Phosphoproteomics in cancer

Abstract

Reversible protein phosphorylation serves as a basis for regulating a number of cellular processes. Aberrant activation of kinase signaling pathways is commonly associated with several cancers. Recent developments in phosphoprotein/phosphopeptide enrichment strategies and quantitative mass spectrometry have resulted in robust pipelines for high-throughput characterization of phosphorylation in a global fashion. Today, it is possible to profile site-specific phosphorylation events on thousands of proteins in a single experiment.
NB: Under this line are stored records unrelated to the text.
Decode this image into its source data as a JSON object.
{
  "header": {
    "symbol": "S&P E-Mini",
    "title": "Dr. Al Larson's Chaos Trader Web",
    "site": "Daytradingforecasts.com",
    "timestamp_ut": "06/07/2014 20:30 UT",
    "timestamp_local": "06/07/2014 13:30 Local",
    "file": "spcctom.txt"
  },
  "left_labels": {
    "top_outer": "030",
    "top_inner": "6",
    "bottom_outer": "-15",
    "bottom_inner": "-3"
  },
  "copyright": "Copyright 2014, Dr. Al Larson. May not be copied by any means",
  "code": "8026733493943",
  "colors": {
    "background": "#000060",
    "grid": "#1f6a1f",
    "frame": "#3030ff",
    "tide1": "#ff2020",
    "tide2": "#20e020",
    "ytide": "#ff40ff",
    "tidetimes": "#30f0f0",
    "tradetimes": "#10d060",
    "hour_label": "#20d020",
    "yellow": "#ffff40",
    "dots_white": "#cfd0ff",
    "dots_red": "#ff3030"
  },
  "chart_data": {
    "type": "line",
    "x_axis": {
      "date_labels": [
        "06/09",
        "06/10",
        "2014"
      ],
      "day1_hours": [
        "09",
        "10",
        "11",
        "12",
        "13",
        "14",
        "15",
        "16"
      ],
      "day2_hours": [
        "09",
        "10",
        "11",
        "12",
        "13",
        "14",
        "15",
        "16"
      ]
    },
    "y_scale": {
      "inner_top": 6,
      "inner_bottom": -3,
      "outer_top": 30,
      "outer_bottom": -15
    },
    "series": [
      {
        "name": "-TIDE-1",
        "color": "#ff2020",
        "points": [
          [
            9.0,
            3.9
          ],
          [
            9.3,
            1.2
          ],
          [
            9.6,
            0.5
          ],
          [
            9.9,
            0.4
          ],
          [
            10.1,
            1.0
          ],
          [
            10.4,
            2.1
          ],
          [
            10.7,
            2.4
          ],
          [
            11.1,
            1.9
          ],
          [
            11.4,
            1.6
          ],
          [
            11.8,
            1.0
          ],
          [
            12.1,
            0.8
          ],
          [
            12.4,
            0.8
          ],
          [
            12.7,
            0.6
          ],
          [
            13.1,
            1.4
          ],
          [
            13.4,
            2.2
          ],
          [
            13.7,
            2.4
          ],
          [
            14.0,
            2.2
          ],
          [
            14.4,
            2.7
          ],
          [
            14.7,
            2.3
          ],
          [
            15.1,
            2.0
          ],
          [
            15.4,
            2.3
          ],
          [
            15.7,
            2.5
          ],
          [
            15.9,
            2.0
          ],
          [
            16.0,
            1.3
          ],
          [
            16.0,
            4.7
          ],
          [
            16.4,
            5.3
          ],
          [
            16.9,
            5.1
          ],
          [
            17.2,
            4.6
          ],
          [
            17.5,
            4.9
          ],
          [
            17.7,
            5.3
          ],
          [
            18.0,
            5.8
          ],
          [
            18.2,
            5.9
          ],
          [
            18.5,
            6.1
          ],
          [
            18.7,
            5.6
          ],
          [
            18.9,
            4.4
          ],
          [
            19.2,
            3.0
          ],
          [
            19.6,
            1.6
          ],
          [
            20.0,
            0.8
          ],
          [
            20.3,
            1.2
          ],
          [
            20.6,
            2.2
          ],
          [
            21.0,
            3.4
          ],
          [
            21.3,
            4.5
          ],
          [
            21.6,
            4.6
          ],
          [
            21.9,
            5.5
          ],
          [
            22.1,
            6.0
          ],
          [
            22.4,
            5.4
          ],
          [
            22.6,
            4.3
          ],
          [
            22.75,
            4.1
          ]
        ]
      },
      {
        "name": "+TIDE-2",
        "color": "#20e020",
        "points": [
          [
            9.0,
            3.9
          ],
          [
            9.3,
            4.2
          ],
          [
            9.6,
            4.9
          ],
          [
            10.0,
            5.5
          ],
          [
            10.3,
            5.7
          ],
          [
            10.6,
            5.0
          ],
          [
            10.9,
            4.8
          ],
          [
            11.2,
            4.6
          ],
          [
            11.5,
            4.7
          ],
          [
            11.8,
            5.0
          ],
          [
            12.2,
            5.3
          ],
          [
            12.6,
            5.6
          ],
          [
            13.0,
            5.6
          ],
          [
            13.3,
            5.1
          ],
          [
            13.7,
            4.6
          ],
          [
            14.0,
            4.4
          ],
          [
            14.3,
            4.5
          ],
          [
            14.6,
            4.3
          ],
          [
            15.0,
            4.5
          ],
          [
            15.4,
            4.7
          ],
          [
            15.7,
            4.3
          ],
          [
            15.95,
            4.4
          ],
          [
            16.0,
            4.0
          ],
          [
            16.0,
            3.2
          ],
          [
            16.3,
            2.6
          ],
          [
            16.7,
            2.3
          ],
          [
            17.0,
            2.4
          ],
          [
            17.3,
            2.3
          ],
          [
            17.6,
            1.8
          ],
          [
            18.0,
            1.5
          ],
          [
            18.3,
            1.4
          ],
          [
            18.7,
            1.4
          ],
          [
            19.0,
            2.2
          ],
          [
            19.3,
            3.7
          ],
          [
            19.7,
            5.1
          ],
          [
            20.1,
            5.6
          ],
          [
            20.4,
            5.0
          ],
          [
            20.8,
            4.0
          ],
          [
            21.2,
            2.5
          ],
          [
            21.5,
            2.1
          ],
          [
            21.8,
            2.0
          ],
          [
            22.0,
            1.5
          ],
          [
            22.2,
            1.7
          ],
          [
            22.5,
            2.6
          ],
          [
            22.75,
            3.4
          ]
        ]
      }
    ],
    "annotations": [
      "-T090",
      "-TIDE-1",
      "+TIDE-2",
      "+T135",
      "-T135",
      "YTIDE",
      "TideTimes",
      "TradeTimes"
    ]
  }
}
The potential of this approach is already being realized to characterize signaling pathways that govern oncogenesis. In addition, chemical proteomic strategies have been used to unravel targets of kinase inhibitors, which are otherwise difficult to characterize. This review summarizes various approaches used for analysis of the phosphoproteome in general, and protein kinases in particular, highlighting key cancer phosphoproteomic studies.

Figure 1

Applications of quantitative phosphoproteomics in cancer. Quantitative phosphoproteomics can lead to discovery of aberrantly activated signaling pathways and therapeutic targets in cancers. It can also reveal downstream effectors of mutant kinases, thereby providing an opportunity to understand the molecular mechanisms that lead to oncogenesis. Identification of cellular targets of kinase inhibitors in cancers and off‐target effects of kinase inhibitors are some of the other interesting applications of such strategies.

Figure 2

Fractionation and enrichment strategies for phosphoproteomics. Phosphoproteome is a minor fraction of any cellular proteome. The complexity of the cellular proteome hinders the analysis of phosphoproteins. Prior to phosphoproteomic analysis by mass spectrometry, it is therefore essential to reduce the complexity of the proteome using fractionation/enrichment strategies. Tyrosine phosphopeptides are often enriched using immunoaffinity‐based methods involving anti‐phosphotyrosine antibodies while both serine/threonine and tyrosine phosphopeptides can be enriched using immobilized metal affinity chromatography (IMAC) or titanium dioxide. Whereas metabolic labeling using SILAC would be the preferred method to analyze cancer cell lines, in vitro chemical tagging methods such as iTRAQ are preferred for analyzing phosphoproteome from tissue specimens. Relative differences in the extent of phosphorylation are quantified at the MS level in SILAC‐based strategies, while reporter ions released during MS/MS fragmentation are used for quantitation in iTRAQ‐based strategies.

Figure 3

Key milestones in the global analysis of protein kinases and phosphoproteome using mass spectrometry. The past decade has witnessed rapid development of methodologies for global analysis of phosphoproteome. In less than ten years since the initial global phosphoproteomic studies were attempted, the field has evolved from being able to study a few proteins in a single experiment to profiling the dynamics of tens of thousands of phosphorylation sites and almost the entire kinome complement of the cell in a single experiment. Only representative studies are highlighted as even the number of seminal studies is too large to depict here.

Figure 4

Identification of cellular targets of kinase inhibitors. Immobilized kinase inhibitors can be used to identify their cellular targets. The target selectivity of such inhibitors can be determined by incubating lysates from cells labeled using the SILAC method with matrix alone or the small molecule inhibitors bound to the matrix. The relative abundance of non‐specific binders in the two states is unchanged while the relative kinase targets are selectively observed in the context of small molecule inhibitors bound to the matrix. Phosphopeptide enrichment coupled to this strategy will additionally reveal the endogenous phosphorylation status of any enriched kinases.